As you relax preparing for the next lift, be sure your spine is neutral. Your lower back should be slightly off the ground, respecting the natural curve of your lumbar spine.
Repeat 10 times.
Take it to the next level
To take this hip stretch to the next level, you’ll want to have a yoga block handy. You will be resting your lower back on the block. This will give your hip flexors the opportunity to open up more.
Begin by following steps 1 and 2 in Bridge pose above.
When you get your hips above chest level, slide the yoga block under your sacrum. The block can be on any level/height. The main thing is that you need to feel stable enough to rest your pelvis’s weight on it.

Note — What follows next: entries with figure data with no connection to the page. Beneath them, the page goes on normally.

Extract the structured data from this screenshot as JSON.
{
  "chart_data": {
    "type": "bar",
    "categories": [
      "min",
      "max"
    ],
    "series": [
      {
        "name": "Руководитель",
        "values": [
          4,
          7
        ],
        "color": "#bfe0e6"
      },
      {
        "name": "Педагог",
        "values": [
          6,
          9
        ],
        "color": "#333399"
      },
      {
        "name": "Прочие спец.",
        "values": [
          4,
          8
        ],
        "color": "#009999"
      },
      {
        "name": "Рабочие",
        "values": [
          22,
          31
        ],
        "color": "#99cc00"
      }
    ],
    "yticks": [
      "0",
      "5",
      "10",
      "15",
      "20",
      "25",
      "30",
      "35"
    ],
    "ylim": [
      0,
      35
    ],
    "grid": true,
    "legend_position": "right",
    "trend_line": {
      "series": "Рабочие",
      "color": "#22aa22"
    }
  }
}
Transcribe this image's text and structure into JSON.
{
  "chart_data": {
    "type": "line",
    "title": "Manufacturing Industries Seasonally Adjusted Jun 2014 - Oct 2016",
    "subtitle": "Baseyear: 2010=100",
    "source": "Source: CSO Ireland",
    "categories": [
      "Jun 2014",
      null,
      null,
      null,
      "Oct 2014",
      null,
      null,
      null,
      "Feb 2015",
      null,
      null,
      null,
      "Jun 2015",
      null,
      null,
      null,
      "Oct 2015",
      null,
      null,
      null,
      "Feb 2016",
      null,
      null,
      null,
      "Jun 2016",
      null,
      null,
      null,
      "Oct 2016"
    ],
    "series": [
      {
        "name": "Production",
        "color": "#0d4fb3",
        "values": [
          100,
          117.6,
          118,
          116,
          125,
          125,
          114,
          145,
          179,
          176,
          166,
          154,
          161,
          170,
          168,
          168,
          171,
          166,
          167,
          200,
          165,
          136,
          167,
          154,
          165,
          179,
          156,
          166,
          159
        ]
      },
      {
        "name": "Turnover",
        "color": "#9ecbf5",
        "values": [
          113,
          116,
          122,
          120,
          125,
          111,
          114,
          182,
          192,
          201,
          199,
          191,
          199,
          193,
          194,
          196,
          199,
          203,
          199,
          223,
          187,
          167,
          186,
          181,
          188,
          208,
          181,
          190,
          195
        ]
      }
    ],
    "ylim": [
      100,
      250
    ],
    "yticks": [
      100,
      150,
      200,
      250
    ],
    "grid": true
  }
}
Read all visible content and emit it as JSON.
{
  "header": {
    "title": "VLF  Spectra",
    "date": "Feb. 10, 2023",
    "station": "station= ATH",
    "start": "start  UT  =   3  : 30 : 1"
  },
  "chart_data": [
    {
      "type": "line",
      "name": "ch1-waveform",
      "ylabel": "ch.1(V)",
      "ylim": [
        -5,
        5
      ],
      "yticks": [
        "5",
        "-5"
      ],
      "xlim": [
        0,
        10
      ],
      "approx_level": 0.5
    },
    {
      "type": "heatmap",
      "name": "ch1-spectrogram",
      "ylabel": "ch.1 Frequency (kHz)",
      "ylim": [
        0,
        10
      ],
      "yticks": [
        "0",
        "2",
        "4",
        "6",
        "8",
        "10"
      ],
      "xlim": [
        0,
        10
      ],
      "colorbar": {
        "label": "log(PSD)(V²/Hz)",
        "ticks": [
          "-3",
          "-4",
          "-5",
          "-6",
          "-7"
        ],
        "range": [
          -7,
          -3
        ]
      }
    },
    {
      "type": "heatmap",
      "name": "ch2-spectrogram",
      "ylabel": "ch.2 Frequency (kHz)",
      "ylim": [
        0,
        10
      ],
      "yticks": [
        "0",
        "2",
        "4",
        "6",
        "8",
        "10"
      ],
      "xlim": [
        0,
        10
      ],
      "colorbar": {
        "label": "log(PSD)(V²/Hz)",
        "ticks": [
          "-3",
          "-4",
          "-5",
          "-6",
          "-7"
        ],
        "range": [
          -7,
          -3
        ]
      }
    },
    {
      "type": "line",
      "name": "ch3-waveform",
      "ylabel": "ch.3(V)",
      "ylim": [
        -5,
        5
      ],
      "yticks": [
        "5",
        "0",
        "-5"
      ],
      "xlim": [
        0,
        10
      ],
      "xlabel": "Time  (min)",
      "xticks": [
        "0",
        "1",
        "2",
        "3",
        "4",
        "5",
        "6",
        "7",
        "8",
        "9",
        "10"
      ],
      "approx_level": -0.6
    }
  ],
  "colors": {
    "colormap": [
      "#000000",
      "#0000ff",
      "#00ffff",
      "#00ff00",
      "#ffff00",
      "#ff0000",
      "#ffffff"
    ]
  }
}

If you had relatively flexible hips before pregnancy, you can lift one foot, point your toes, and tuck them backward onto the floor. The top of your foot will now be aimed toward the ground.
Once in place, relax completely and take 5 slow, deep breaths.

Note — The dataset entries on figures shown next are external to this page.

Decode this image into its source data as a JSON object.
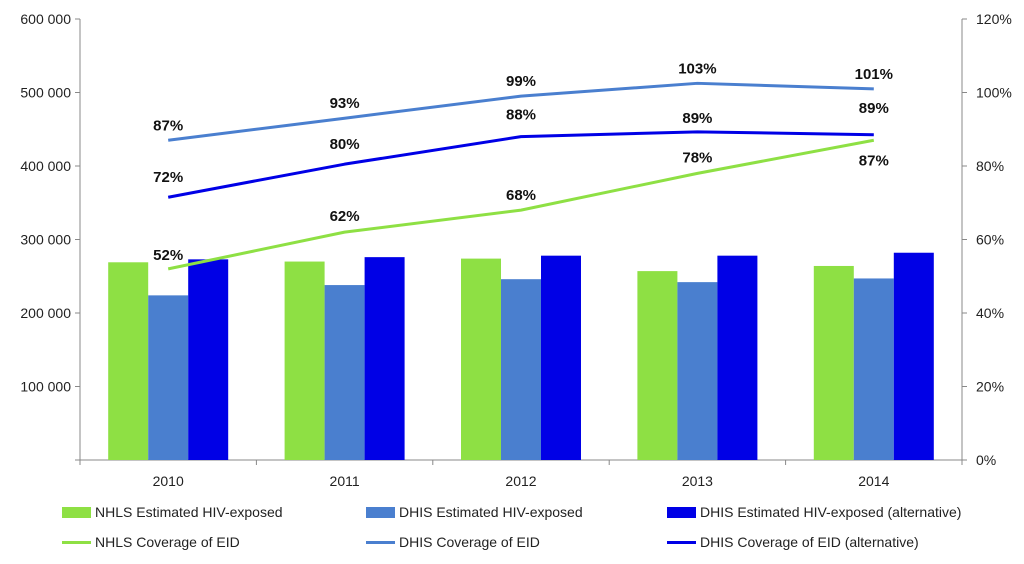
{
  "chart_data": {
    "type": "bar",
    "categories": [
      "2010",
      "2011",
      "2012",
      "2013",
      "2014"
    ],
    "y_left": {
      "ylim": [
        0,
        600000
      ],
      "ticks": [
        100000,
        200000,
        300000,
        400000,
        500000,
        600000
      ],
      "tick_labels": [
        "100 000",
        "200 000",
        "300 000",
        "400 000",
        "500 000",
        "600 000"
      ]
    },
    "y_right": {
      "ylim": [
        0,
        1.2
      ],
      "ticks": [
        0,
        0.2,
        0.4,
        0.6,
        0.8,
        1.0,
        1.2
      ],
      "tick_labels": [
        "0%",
        "20%",
        "40%",
        "60%",
        "80%",
        "100%",
        "120%"
      ]
    },
    "bar_series": [
      {
        "name": "NHLS Estimated HIV-exposed",
        "color": "#8ee044",
        "values": [
          269000,
          270000,
          274000,
          257000,
          264000
        ]
      },
      {
        "name": "DHIS Estimated HIV-exposed",
        "color": "#4a7fcf",
        "values": [
          224000,
          238000,
          246000,
          242000,
          247000
        ]
      },
      {
        "name": "DHIS Estimated HIV-exposed (alternative)",
        "color": "#0000e6",
        "values": [
          273000,
          276000,
          278000,
          278000,
          282000
        ]
      }
    ],
    "line_series": [
      {
        "name": "NHLS Coverage of EID",
        "color": "#8ee044",
        "values": [
          0.52,
          0.62,
          0.68,
          0.78,
          0.87
        ],
        "labels": [
          "52%",
          "62%",
          "68%",
          "78%",
          "87%"
        ]
      },
      {
        "name": "DHIS Coverage of EID",
        "color": "#4a7fcf",
        "values": [
          0.87,
          0.93,
          0.99,
          1.025,
          1.01
        ],
        "labels": [
          "87%",
          "93%",
          "99%",
          "103%",
          "101%"
        ]
      },
      {
        "name": "DHIS Coverage of EID (alternative)",
        "color": "#0000e6",
        "values": [
          0.715,
          0.805,
          0.88,
          0.893,
          0.885
        ],
        "labels": [
          "72%",
          "80%",
          "88%",
          "89%",
          "89%"
        ]
      }
    ]
  }
}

Slowly untuck your toes and switch feet. Repeat on the other side.
5. Bound Angle Pose
This seated pose is a hip opener. It also stabilizes and helps brings awareness to your pelvis. You’ll stretch your inner thighs, back, and neck.
Try it as a supported pose with a yoga or birth ball for you to lean on.
Muscles worked: inner thighs, hips, and back
Sit on your mat and bend your knees, bringing the soles of your feet together in front of you.
Grab hold of your toes and draw your feet gently toward your pelvis.
Inhale and sit up tall on your sitting bones, not your tailbone. You don’t want your pelvis tucked here.
As you exhale, press your knees to the ground. Keeping your spine straight, gently begin to bend at the hips, taking your torso toward the ground.
When you get as far as you can comfortably go, release any tension in your neck by dropping your chin.
Stay here for 3 to 5 slow, even breaths. If possible, gently lean farther forward with each exhale, but be sure not to overstretch.
Why should I seek chiropractic care during pregnancy?
During pregnancy, there are several physiological and endocrine changes that occur in preparation for creating the environment for the developing baby. Chiropractors that have been trained to work with pregnant women may use tables that adjust for a pregnant woman’s body, and they will use techniques that avoid unneeded pressure on the abdomen.They can also instruct you on proper form during the prenatal stretches.